C’est une ritournelle. On nommerait mal à la tête des institutions, en particulier dans le secteur culturel. Ni plus, mais ni moins mal que dans un passé encore récent. Et c’est dans cette absence de progrès que se nichent les regrets. Les dernières nominations témoignent en tout cas du caractère toujours aussi sensible du débat.

Dans le meilleur des cas, elles auront été sans écho – à l’Ina après le départ mouvementé d’Agnès Saal. Plusieurs autres ont suscité des réactions interrogatives, donc dubitatives – pourquoi pas un scientifique à la tête de la Cité des sciences, pourquoi un haut fonctionnaire n’ayant jamais approché professionnellement les institutions culturelles à la tête de Beaubourg ? Un troisième bloc a appelé des qualificatifs explosifs, et nous a ramenés à ce thème récurrent de la crise du pouvoir de nommer : c’est à Rome la Villa Médicis, à Paris l’École nationale supérieure des beaux-arts (Ensba). Et bien sûr France Télévisions.

On le voit à cette liste : ce sont moins les choix faits qui doivent étonner que notre incapacité persistante à trouver une méthode pour nommer, qui conduise à ce que ces choix ne soient pas aussitôt contestés. Nous n’avons pas su éteindre les critiques et les rumeurs. Comme s’il n’y avait pas de solution. Car le moins que l’on puisse dire est que tous les modèles sont utilisés : le silence des allées du pouvoir, les appels à candidature ouverts, les choix politiques, les commissions techniques… et jusqu’au renoncement au pouvoir de nommer, transféré à une autorité administrative indépendante, dont l’indépendance supposée ne semble finalement rien changer à l’affaire !
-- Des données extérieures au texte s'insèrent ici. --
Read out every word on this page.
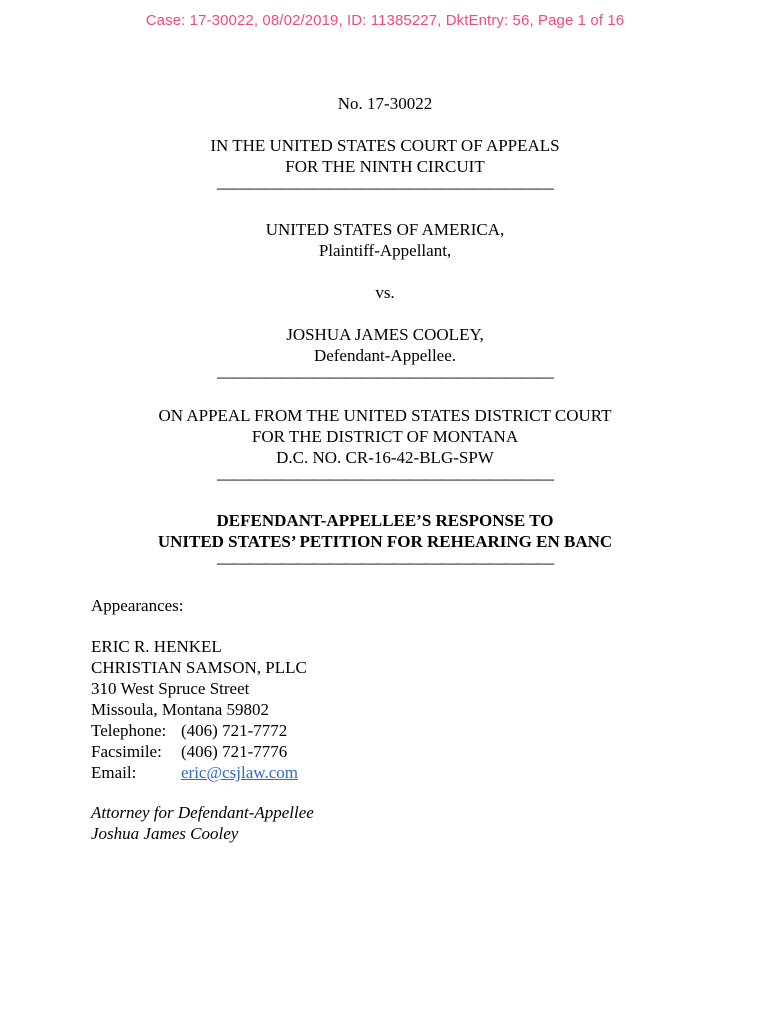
Case: 17-30022, 08/02/2019, ID: 11385227, DktEntry: 56, Page 1 of 16
No. 17-30022
IN THE UNITED STATES COURT OF APPEALS
FOR THE NINTH CIRCUIT
—————————————————————
UNITED STATES OF AMERICA,
Plaintiff-Appellant,
vs.
JOSHUA JAMES COOLEY,
Defendant-Appellee.
—————————————————————
ON APPEAL FROM THE UNITED STATES DISTRICT COURT
FOR THE DISTRICT OF MONTANA
D.C. NO. CR-16-42-BLG-SPW
—————————————————————
DEFENDANT-APPELLEE’S RESPONSE TO
UNITED STATES’ PETITION FOR REHEARING EN BANC
—————————————————————
Appearances:
ERIC R. HENKEL
CHRISTIAN SAMSON, PLLC
310 West Spruce Street
Missoula, Montana 59802
Telephone: (406) 721-7772
Facsimile:	(406) 721-7776
Email:	eric@csjlaw.com
Attorney for Defendant-Appellee
Joshua James Cooley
Pourtant, l’enjeu n’est pas neutre. Pour l’autorité dépositaire de ce pouvoir de nommer. D’abord parce que la critique des nominations est un aliment de cette ère persistante du soupçon qui n’en finit plus d’entourer le pouvoir politique et dont on aimerait pouvoir s’éloigner. Mais aussi parce que le déploiement d’une politique publique cohérente dépend grandement de ceux qui dirigent les établissements qui en sont l’instrument. Il faut que leur projet ne soit à tout le moins pas en contradiction avec les objectifs fixés par l’actionnaire. Or pour s’en assurer, rien de tel que de pouvoir nommer : ce qui suppose que l’État conserve en effet et revendique ce pouvoir.

Mais de la qualité du processus de nomination dépend aussi le respect dû aux personnes nommées. Ce n’est pas seulement l’État qui souffre d’une presse critique ou ironique. Ce ne sont pas seulement les institutions culturelles et leurs agents qui peuvent se sentir maltraités. Mais ce sont également les personnes nommées qui voient leur autorité et leur légitimité d’emblée égratignées, leur parcours professionnel trop souvent mis de côté, leur ambition et leur projet oubliés. Il n’est que d’observer la triste histoire du transfert manqué de la Villa Médicis vers l’Ensba de celui qui dirigea la première pendant six ans pour constater à quel point la vie intime de deux ou trois couples aura semblé aux commentateurs plus déterminante que l’appréciation que l’on peut porter d’un côté sur le parcours d’un historien de l’art, sur ses faits d’armes à la tête de l’Académie de France à Rome et avant, et de l’autre sur les difficultés rencontrées par un curateur reconnu à la tête d’une école prestigieuse, sur ses efforts réels pour faire évoluer son projet et sur les garanties qui lui ont du coup été données. Le primat va à la toute petite histoire, au mépris du travail réalisé par ceux-là mêmes qui en sont les acteurs plus ou moins involontaires. Et surtout au mépris d’une réflexion, pourtant nécessaire, qu’il conviendrait de conduire sur le rôle des institutions elles-mêmes, leur avenir, le sens qu’elles ont dans le monde d’aujourd’hui. La mauvaise monnaie – la parole perfide, venimeuse, vaine – corrompt la bonne. Et débouche, dans un balancement dangereux, sur une revendication absolutiste, et elle aussi récurrente : la transparence totale.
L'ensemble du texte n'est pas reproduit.